🚀 BiodivBERT
BiodivBERT is a pre - trained language model tailored for the biodiversity domain, offering high - performance solutions for named entity recognition and relation extraction tasks.
🚀 Quick Start
You can use BiodivBERT via the huggingface library as follows:
💻 Usage Examples
Basic Usage
>>> from transformers import AutoTokenizer, AutoModelForMaskedLM
>>> tokenizer = AutoTokenizer.from_pretrained("NoYo25/BiodivBERT")
>>> model = AutoModelForMaskedLM.from_pretrained("NoYo25/BiodivBERT")
>>> from transformers import AutoTokenizer, AutoModelForTokenClassification
>>> tokenizer = AutoTokenizer.from_pretrained("NoYo25/BiodivBERT")
>>> model = AutoModelForTokenClassification.from_pretrained("NoYo25/BiodivBERT")
>>> from transformers import AutoTokenizer, AutoModelForSequenceClassification
>>> tokenizer = AutoTokenizer.from_pretrained("NoYo25/BiodivBERT")
>>> model = AutoModelForSequenceClassification.from_pretrained("NoYo25/BiodivBERT")
✨ Features
- BiodivBERT is a domain - specific BERT based cased model for the biodiversity literature.
- It uses the tokenizer from BERT base cased model.
- BiodivBERT is pre - trained on abstracts and full text from biodiversity literature.
- BiodivBERT is fine - tuned on two down - stream tasks for Named Entity Recognition and Relation Extraction in the biodiversity domain.
📦 Installation
No specific installation steps provided in the original document.
📚 Documentation
Model Description
BiodivBERT is a domain - specific BERT based cased model for the biodiversity literature. It uses the tokenizer from BERT base cased model, is pre - trained on abstracts and full text from biodiversity literature, and is fine - tuned on two down - stream tasks for Named Entity Recognition and Relation Extraction in the biodiversity domain. Please visit our [GitHub Repo](https://github.com/fusion - jena/BiodivBERT) for more details.
Training Data
- BiodivBERT is pre - trained on abstracts and full text from biodiversity domain - related publications.

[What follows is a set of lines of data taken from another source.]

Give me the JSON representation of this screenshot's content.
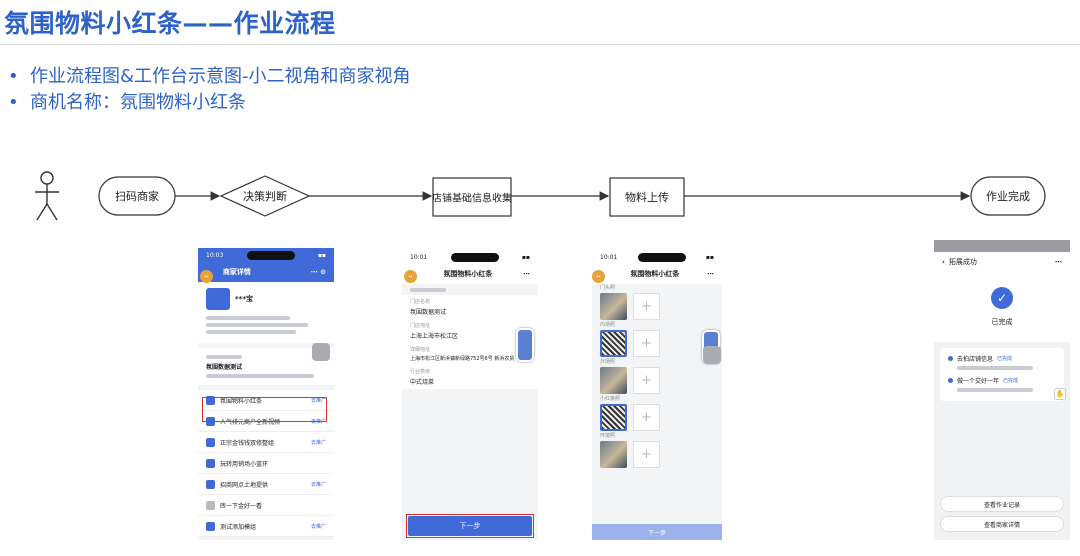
{
  "title": "氛围物料小红条——作业流程",
  "bullets": [
    "作业流程图&工作台示意图-小二视角和商家视角",
    "商机名称：氛围物料小红条"
  ],
  "flow": {
    "nodes": [
      "扫码商家",
      "决策判断",
      "店铺基础信息收集",
      "物料上传",
      "作业完成"
    ]
  },
  "colors": {
    "accent": "#2d63c8",
    "highlight": "#e0302a",
    "phone_blue": "#3f6ad8"
  },
  "phone1": {
    "time": "10:03",
    "header": "商家详情",
    "store_name": "***宝",
    "store_test": "氛围数据测试",
    "items": [
      {
        "label": "氛围物料小红条",
        "tag": "去推广"
      },
      {
        "label": "人气排元商户全新视频",
        "tag": "去推广"
      },
      {
        "label": "正宗金钱钱双修整组",
        "tag": "去推广"
      },
      {
        "label": "玩转用销场小蓝环",
        "tag": ""
      },
      {
        "label": "招商网点土地提供",
        "tag": "去推广"
      },
      {
        "label": "砖一下金好一看",
        "tag": ""
      },
      {
        "label": "测试添加模组",
        "tag": "去推广"
      }
    ]
  },
  "phone2": {
    "time": "10:01",
    "header": "氛围物料小红条",
    "fields": [
      {
        "label": "门店名称",
        "value": "氛围数据测试"
      },
      {
        "label": "门店地址",
        "value": "上海上海市松江区"
      },
      {
        "label": "详细地址",
        "value": "上海市松江区新浜镇新绿路752号6号  新浜农贸"
      },
      {
        "label": "行业类目",
        "value": "中式烧菜"
      }
    ],
    "button": "下一步"
  },
  "phone3": {
    "time": "10:01",
    "header": "氛围物料小红条",
    "sections": [
      "门头照",
      "内场照",
      "外场照",
      "小红条照",
      "环境照"
    ],
    "button": "下一步"
  },
  "phone4": {
    "header": "拓展成功",
    "done": "已完成",
    "steps": [
      {
        "name": "去拍店铺信息",
        "status": "已完成"
      },
      {
        "name": "做一个交好一年",
        "status": "已完成"
      }
    ],
    "buttons": [
      "查看作业记录",
      "查看商家详情"
    ]
  }
}
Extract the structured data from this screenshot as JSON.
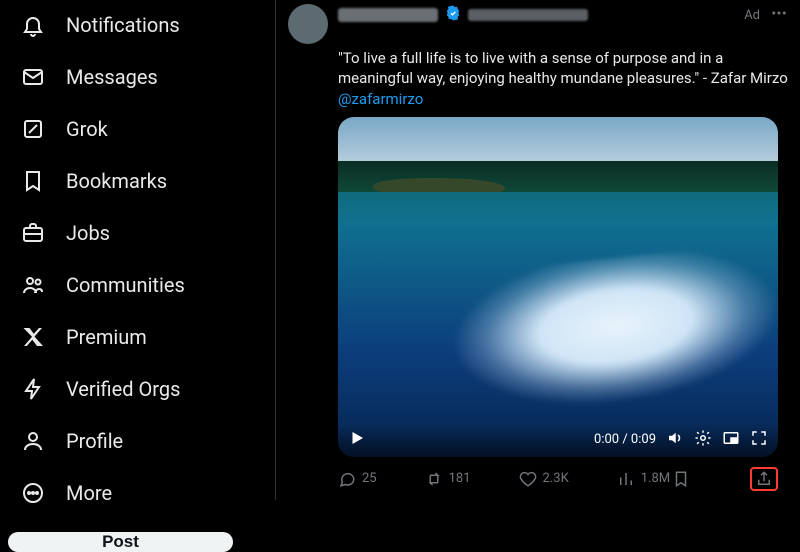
{
  "sidebar": {
    "items": [
      {
        "label": "Notifications"
      },
      {
        "label": "Messages"
      },
      {
        "label": "Grok"
      },
      {
        "label": "Bookmarks"
      },
      {
        "label": "Jobs"
      },
      {
        "label": "Communities"
      },
      {
        "label": "Premium"
      },
      {
        "label": "Verified Orgs"
      },
      {
        "label": "Profile"
      },
      {
        "label": "More"
      }
    ],
    "post_label": "Post"
  },
  "tweet": {
    "ad_label": "Ad",
    "mention": "@zafarmirzo",
    "text_before_mention": "\"To live a full life is to live with a sense of purpose and in a meaningful way, enjoying healthy mundane pleasures.\" - Zafar Mirzo ",
    "video": {
      "time": "0:00 / 0:09"
    },
    "actions": {
      "replies": "25",
      "retweets": "181",
      "likes": "2.3K",
      "views": "1.8M"
    }
  }
}
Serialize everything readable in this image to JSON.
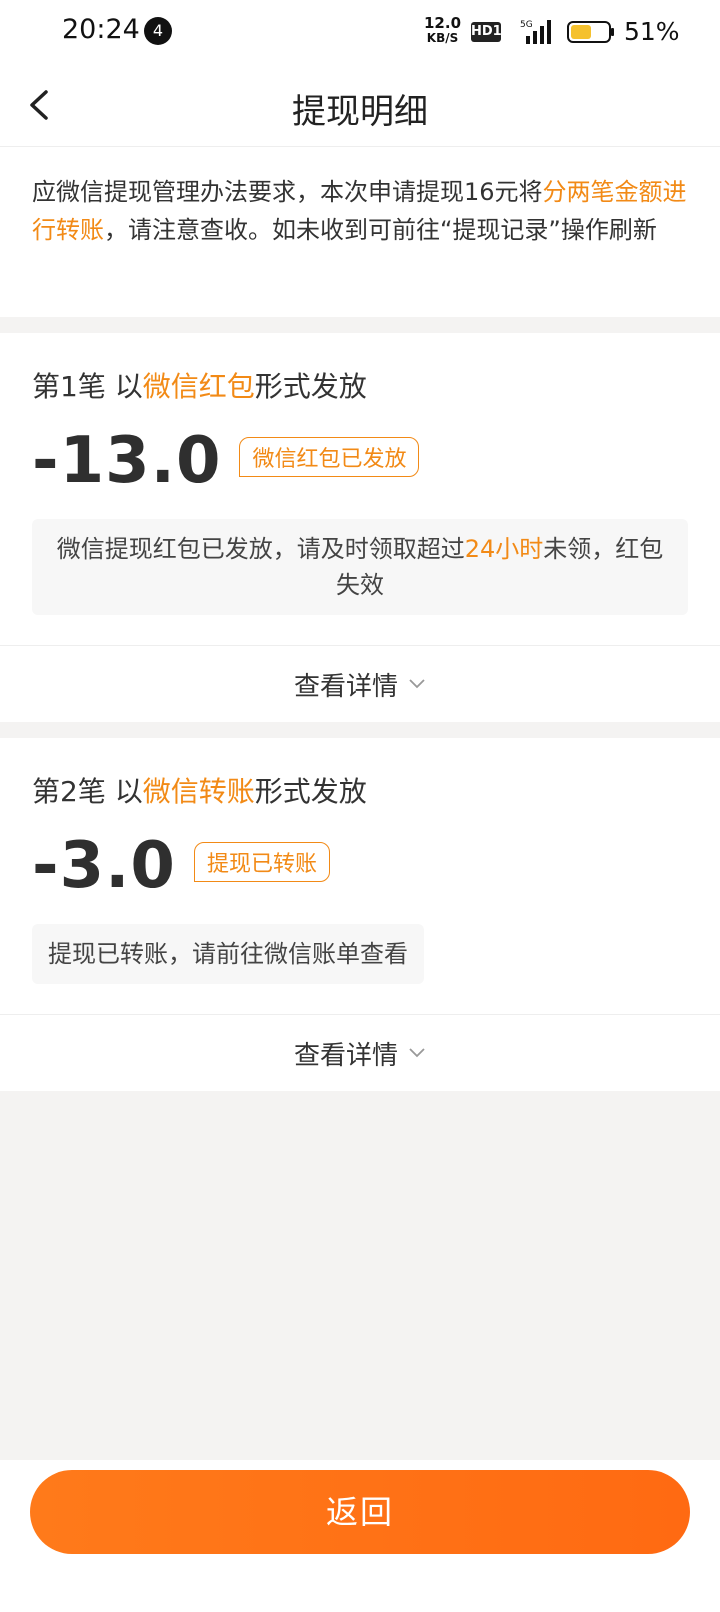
{
  "status_bar": {
    "time": "20:24",
    "notif_count": "4",
    "net_speed_value": "12.0",
    "net_speed_unit": "KB/S",
    "hd_label": "HD1",
    "network_label": "5G",
    "battery": "51%"
  },
  "nav": {
    "title": "提现明细"
  },
  "notice": {
    "part1": "应微信提现管理办法要求，本次申请提现16元将",
    "highlight": "分两笔金额进行转账",
    "part2": "，请注意查收。如未收到可前往“提现记录”操作刷新"
  },
  "payments": [
    {
      "head_prefix": "第1笔 以",
      "head_method": "微信红包",
      "head_suffix": "形式发放",
      "amount": "-13.0",
      "status": "微信红包已发放",
      "tip_part1": "微信提现红包已发放，请及时领取超过",
      "tip_highlight": "24小时",
      "tip_part2": "未领，红包失效",
      "detail_label": "查看详情"
    },
    {
      "head_prefix": "第2笔 以",
      "head_method": "微信转账",
      "head_suffix": "形式发放",
      "amount": "-3.0",
      "status": "提现已转账",
      "tip": "提现已转账，请前往微信账单查看",
      "detail_label": "查看详情"
    }
  ],
  "footer": {
    "return_label": "返回"
  },
  "colors": {
    "accent": "#f28a16",
    "button": "#ff7a1a"
  }
}
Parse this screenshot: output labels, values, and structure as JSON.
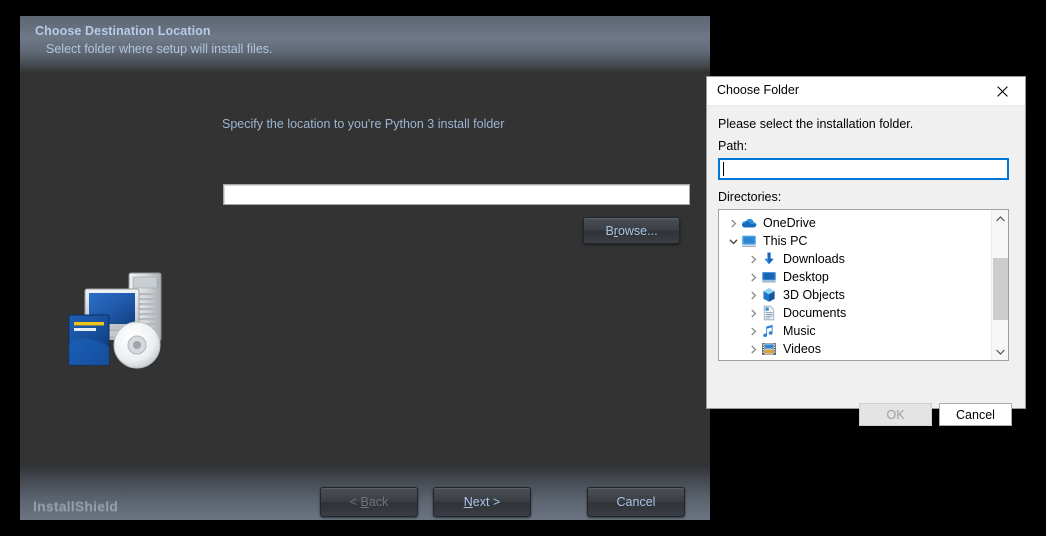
{
  "installer": {
    "header": {
      "title": "Choose Destination Location",
      "subtitle": "Select folder where setup will install files."
    },
    "instruction": "Specify the location to you're Python 3 install folder",
    "path_input_value": "",
    "browse_button": "Browse...",
    "product_icon": "installshield-setup-icon",
    "footer": {
      "logo": "InstallShield",
      "back_button": "< Back",
      "next_button": "Next >",
      "cancel_button": "Cancel"
    },
    "colors": {
      "body_bg": "#333333",
      "header_accent": "#6e7886",
      "link_text": "#aac3e4"
    }
  },
  "folder_dialog": {
    "title": "Choose Folder",
    "close_icon": "close-icon",
    "instruction": "Please select the installation folder.",
    "path_label": "Path:",
    "path_value": "",
    "directories_label": "Directories:",
    "tree": [
      {
        "label": "OneDrive",
        "icon": "cloud-icon",
        "expanded": false,
        "level": 0
      },
      {
        "label": "This PC",
        "icon": "monitor-icon",
        "expanded": true,
        "level": 0
      },
      {
        "label": "Downloads",
        "icon": "download-icon",
        "expanded": false,
        "level": 1
      },
      {
        "label": "Desktop",
        "icon": "desktop-icon",
        "expanded": false,
        "level": 1
      },
      {
        "label": "3D Objects",
        "icon": "cube-icon",
        "expanded": false,
        "level": 1
      },
      {
        "label": "Documents",
        "icon": "document-icon",
        "expanded": false,
        "level": 1
      },
      {
        "label": "Music",
        "icon": "music-note-icon",
        "expanded": false,
        "level": 1
      },
      {
        "label": "Videos",
        "icon": "film-icon",
        "expanded": false,
        "level": 1
      }
    ],
    "ok_button": "OK",
    "ok_enabled": false,
    "cancel_button": "Cancel",
    "accent_color": "#0078d7"
  }
}
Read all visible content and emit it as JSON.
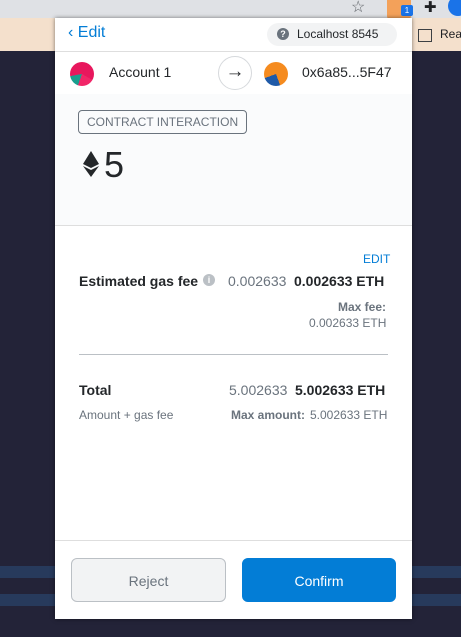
{
  "browser": {
    "extension_badge": "1",
    "reading_list_label": "Rea"
  },
  "header": {
    "back_label": "Edit",
    "network": "Localhost 8545"
  },
  "accounts": {
    "from_name": "Account 1",
    "to_address": "0x6a85...5F47"
  },
  "summary": {
    "action_badge": "CONTRACT INTERACTION",
    "amount": "5"
  },
  "gas": {
    "edit_label": "EDIT",
    "label": "Estimated gas fee",
    "secondary_value": "0.002633",
    "primary_value": "0.002633 ETH",
    "max_fee_label": "Max fee:",
    "max_fee_value": "0.002633 ETH"
  },
  "total": {
    "label": "Total",
    "secondary_value": "5.002633",
    "primary_value": "5.002633 ETH",
    "sub_label": "Amount + gas fee",
    "max_amount_label": "Max amount:",
    "max_amount_value": "5.002633 ETH"
  },
  "footer": {
    "reject_label": "Reject",
    "confirm_label": "Confirm"
  },
  "colors": {
    "primary_blue": "#037dd6",
    "page_background": "#232338"
  }
}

- We used both Elsevier and Springer APIs to crawl such data.
- We covered publications over the duration of 1990 - 2020.
Evaluation Results
BiodivBERT overperformed both BERT_base_cased
, biobert_v1.1
, and BiLSTM
as a baseline approach on the down - stream tasks.
Other Information
Property |
Details |
Thumbnail |
[https://www.fusion.uni - jena.de/fusionmedia/fusionpictures/fusion - service/fusion - transp.png?height=383&width=680](https://www.fusion.uni - jena.de/fusionmedia/fusionpictures/fusion - service/fusion - transp.png?height=383&width=680) |
Tags |
bert - base - cased, biodiversity, token - classification, sequence - classification |
License |
apache - 2.0 |
Citation |
"Abdelmageed, N., Löffler, F., & König - Ries, B. (2023). BiodivBERT: a Pre - Trained Language Model for the Biodiversity Domain." |
Paper |
[https://ceur - ws.org/Vol - 3415/paper - 7.pdf](https://ceur - ws.org/Vol - 3415/paper - 7.pdf) |
Metrics |
f1, precision, recall, accuracy |
Evaluation Datasets |
- URL: https://doi.org/10.5281/zenodo.6554208 - Named Entity Recognition: COPIOUS, QEMP, BiodivNER, LINNAEUS, Species800 - Relation Extraction: GAD, EU - ADR, BiodivRE, BioRelEx |
Training Data |
- Crawling - keywords: biodivers, genetic diversity, omic diversity, phylogenetic diversity, soil diversity, population diversity, species diversity, ecosystem diversity, functional diversity, microbial diversity - Corpora: (+Abs) Springer and Elsevier abstracts in the duration of 1990 - 2020; (+Abs+Full) Springer and Elsevier abstracts and open access full publication text in the duration of 1990 - 2020 |
Pre - training Hyperparams |
- MAX_LEN = 512 # Default of BERT Tokenizer - MLM_PROP = 0.15 # Data Collator - num_train_epochs = 3 # the minimum sufficient epochs found on many articles && default of trainer here - per_device_train_batch_size = 16 # the maximumn that could be held by V100 on Ara with 512 MAX_LEN was 8 in the old run - per_device_eval_batch_size = 16 # usually as above - gradient_accumulation_steps = 4 # this will grant a minim batch size 16 * 4 * nGPUs. |
📄 License
The model is licensed under apache - 2.0.